It’s been a good week for books. I mentioned already De Avonden (Boekenmarkt, Spui) and The Princess Bride (The Book Exchange, Kloveniersburgwal). The same trip netted me Peter Høeg’s A History of Danish Dreams (his Borderliners is a great favourite of mine) and John Crowley’s Little, Big (I’d been hanging out for a copy ever since I read Stefan’s). I grabbed the Project Gutenberg edition of The Three Musketeers and spent a pleasant evening converting it to LaTeX then binding it into a servicable volume. Then today the first fruits of my (other) labours arrived: Ian McDonald’s River of Gods and Florian Cajori’s A History of Mathematical Notations (thanks Erik!).

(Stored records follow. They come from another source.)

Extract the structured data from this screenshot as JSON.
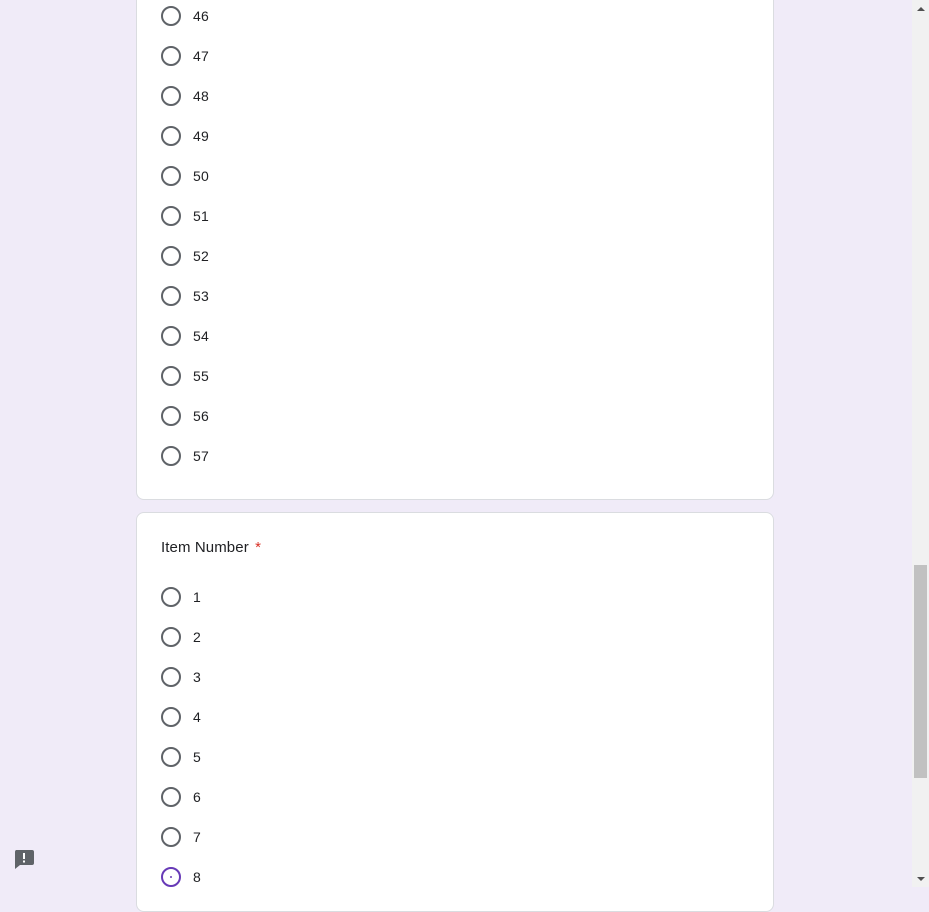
{
  "question_top": {
    "options": [
      "46",
      "47",
      "48",
      "49",
      "50",
      "51",
      "52",
      "53",
      "54",
      "55",
      "56",
      "57"
    ]
  },
  "question_item_number": {
    "title": "Item Number",
    "required_marker": "*",
    "options": [
      "1",
      "2",
      "3",
      "4",
      "5",
      "6",
      "7",
      "8"
    ],
    "selected": "8"
  },
  "icons": {
    "feedback": "report-feedback-icon",
    "scroll_up": "scroll-up-arrow-icon",
    "scroll_down": "scroll-down-arrow-icon"
  },
  "colors": {
    "page_background": "#f0ebf8",
    "accent": "#673ab7",
    "required": "#d93025"
  }
}
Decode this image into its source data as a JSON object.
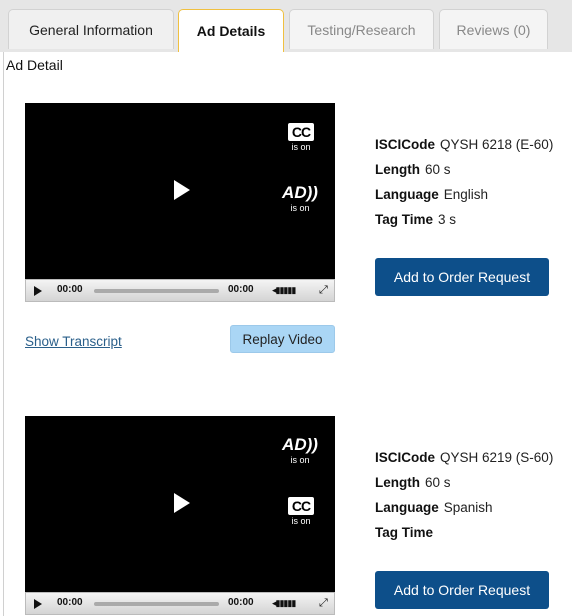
{
  "tabs": [
    {
      "label": "General Information"
    },
    {
      "label": "Ad Details"
    },
    {
      "label": "Testing/Research"
    },
    {
      "label": "Reviews (0)"
    }
  ],
  "active_tab": "Ad Details",
  "section_title": "Ad Detail",
  "ads": [
    {
      "badges": [
        {
          "icon": "closed-caption-icon",
          "logo": "CC",
          "status": "is on"
        },
        {
          "icon": "audio-description-icon",
          "logo": "AD",
          "status": "is on"
        }
      ],
      "player": {
        "current_time": "00:00",
        "duration": "00:00"
      },
      "fields": [
        {
          "key": "ISCICode",
          "value": "QYSH 6218 (E-60)"
        },
        {
          "key": "Length",
          "value": "60 s"
        },
        {
          "key": "Language",
          "value": "English"
        },
        {
          "key": "Tag Time",
          "value": "3 s"
        }
      ],
      "order_button": "Add to Order Request",
      "transcript_link": "Show Transcript",
      "replay_button": "Replay Video"
    },
    {
      "badges": [
        {
          "icon": "audio-description-icon",
          "logo": "AD",
          "status": "is on"
        },
        {
          "icon": "closed-caption-icon",
          "logo": "CC",
          "status": "is on"
        }
      ],
      "player": {
        "current_time": "00:00",
        "duration": "00:00"
      },
      "fields": [
        {
          "key": "ISCICode",
          "value": "QYSH 6219 (S-60)"
        },
        {
          "key": "Length",
          "value": "60 s"
        },
        {
          "key": "Language",
          "value": "Spanish"
        },
        {
          "key": "Tag Time",
          "value": ""
        }
      ],
      "order_button": "Add to Order Request"
    }
  ]
}
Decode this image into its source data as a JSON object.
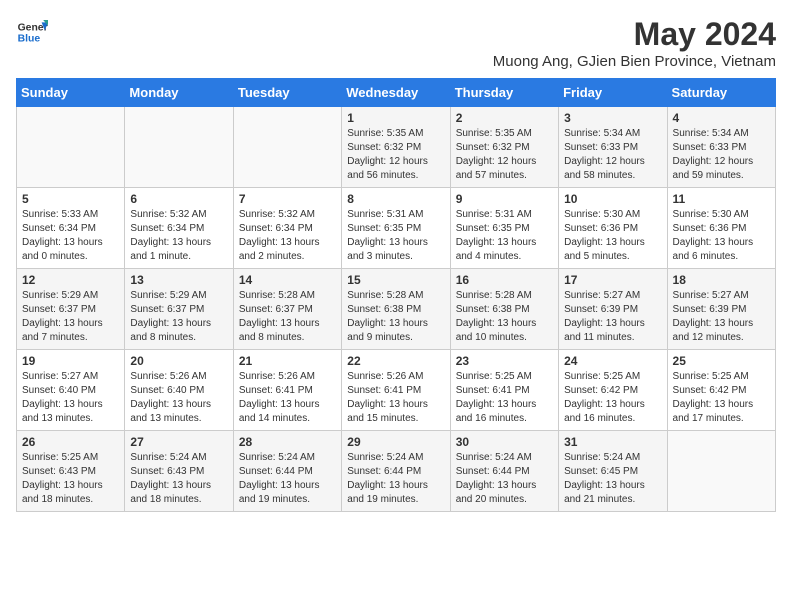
{
  "header": {
    "logo_general": "General",
    "logo_blue": "Blue",
    "title": "May 2024",
    "subtitle": "Muong Ang, GJien Bien Province, Vietnam"
  },
  "weekdays": [
    "Sunday",
    "Monday",
    "Tuesday",
    "Wednesday",
    "Thursday",
    "Friday",
    "Saturday"
  ],
  "weeks": [
    [
      {
        "day": "",
        "info": ""
      },
      {
        "day": "",
        "info": ""
      },
      {
        "day": "",
        "info": ""
      },
      {
        "day": "1",
        "info": "Sunrise: 5:35 AM\nSunset: 6:32 PM\nDaylight: 12 hours and 56 minutes."
      },
      {
        "day": "2",
        "info": "Sunrise: 5:35 AM\nSunset: 6:32 PM\nDaylight: 12 hours and 57 minutes."
      },
      {
        "day": "3",
        "info": "Sunrise: 5:34 AM\nSunset: 6:33 PM\nDaylight: 12 hours and 58 minutes."
      },
      {
        "day": "4",
        "info": "Sunrise: 5:34 AM\nSunset: 6:33 PM\nDaylight: 12 hours and 59 minutes."
      }
    ],
    [
      {
        "day": "5",
        "info": "Sunrise: 5:33 AM\nSunset: 6:34 PM\nDaylight: 13 hours and 0 minutes."
      },
      {
        "day": "6",
        "info": "Sunrise: 5:32 AM\nSunset: 6:34 PM\nDaylight: 13 hours and 1 minute."
      },
      {
        "day": "7",
        "info": "Sunrise: 5:32 AM\nSunset: 6:34 PM\nDaylight: 13 hours and 2 minutes."
      },
      {
        "day": "8",
        "info": "Sunrise: 5:31 AM\nSunset: 6:35 PM\nDaylight: 13 hours and 3 minutes."
      },
      {
        "day": "9",
        "info": "Sunrise: 5:31 AM\nSunset: 6:35 PM\nDaylight: 13 hours and 4 minutes."
      },
      {
        "day": "10",
        "info": "Sunrise: 5:30 AM\nSunset: 6:36 PM\nDaylight: 13 hours and 5 minutes."
      },
      {
        "day": "11",
        "info": "Sunrise: 5:30 AM\nSunset: 6:36 PM\nDaylight: 13 hours and 6 minutes."
      }
    ],
    [
      {
        "day": "12",
        "info": "Sunrise: 5:29 AM\nSunset: 6:37 PM\nDaylight: 13 hours and 7 minutes."
      },
      {
        "day": "13",
        "info": "Sunrise: 5:29 AM\nSunset: 6:37 PM\nDaylight: 13 hours and 8 minutes."
      },
      {
        "day": "14",
        "info": "Sunrise: 5:28 AM\nSunset: 6:37 PM\nDaylight: 13 hours and 8 minutes."
      },
      {
        "day": "15",
        "info": "Sunrise: 5:28 AM\nSunset: 6:38 PM\nDaylight: 13 hours and 9 minutes."
      },
      {
        "day": "16",
        "info": "Sunrise: 5:28 AM\nSunset: 6:38 PM\nDaylight: 13 hours and 10 minutes."
      },
      {
        "day": "17",
        "info": "Sunrise: 5:27 AM\nSunset: 6:39 PM\nDaylight: 13 hours and 11 minutes."
      },
      {
        "day": "18",
        "info": "Sunrise: 5:27 AM\nSunset: 6:39 PM\nDaylight: 13 hours and 12 minutes."
      }
    ],
    [
      {
        "day": "19",
        "info": "Sunrise: 5:27 AM\nSunset: 6:40 PM\nDaylight: 13 hours and 13 minutes."
      },
      {
        "day": "20",
        "info": "Sunrise: 5:26 AM\nSunset: 6:40 PM\nDaylight: 13 hours and 13 minutes."
      },
      {
        "day": "21",
        "info": "Sunrise: 5:26 AM\nSunset: 6:41 PM\nDaylight: 13 hours and 14 minutes."
      },
      {
        "day": "22",
        "info": "Sunrise: 5:26 AM\nSunset: 6:41 PM\nDaylight: 13 hours and 15 minutes."
      },
      {
        "day": "23",
        "info": "Sunrise: 5:25 AM\nSunset: 6:41 PM\nDaylight: 13 hours and 16 minutes."
      },
      {
        "day": "24",
        "info": "Sunrise: 5:25 AM\nSunset: 6:42 PM\nDaylight: 13 hours and 16 minutes."
      },
      {
        "day": "25",
        "info": "Sunrise: 5:25 AM\nSunset: 6:42 PM\nDaylight: 13 hours and 17 minutes."
      }
    ],
    [
      {
        "day": "26",
        "info": "Sunrise: 5:25 AM\nSunset: 6:43 PM\nDaylight: 13 hours and 18 minutes."
      },
      {
        "day": "27",
        "info": "Sunrise: 5:24 AM\nSunset: 6:43 PM\nDaylight: 13 hours and 18 minutes."
      },
      {
        "day": "28",
        "info": "Sunrise: 5:24 AM\nSunset: 6:44 PM\nDaylight: 13 hours and 19 minutes."
      },
      {
        "day": "29",
        "info": "Sunrise: 5:24 AM\nSunset: 6:44 PM\nDaylight: 13 hours and 19 minutes."
      },
      {
        "day": "30",
        "info": "Sunrise: 5:24 AM\nSunset: 6:44 PM\nDaylight: 13 hours and 20 minutes."
      },
      {
        "day": "31",
        "info": "Sunrise: 5:24 AM\nSunset: 6:45 PM\nDaylight: 13 hours and 21 minutes."
      },
      {
        "day": "",
        "info": ""
      }
    ]
  ]
}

This last one is precisely the sort of thing I started that unbusiness venture for: a book I would never buy for myself, because there’s always something higher on the priority list, but that once it arrives I realise I’ve been needing forever. It’s two volumes published in 1928 and ’29, in one cover. (And I mean just that: the page numbering goes to 451, then you get a new title page and it starts again. There’s an index in the middle, then another at the end.) We’re talking roughly 900 pages of concentrated 1920’s scholarship, with numbered paragraphs and footnoted references — this baby is going to keep me busy for quite some time. Before I’d finished reading the preface, though, I’d fallen in love with the tone. You have to admire this sort of honest self-reflection:

I desire to record my gratitude to Mrs. Mary Hegeler Carus, president of the Open Court Publishing Company, for undertaking this expensive publication from which no financial profits can be expected to accrue. That’s the voice of a man who wears a hat.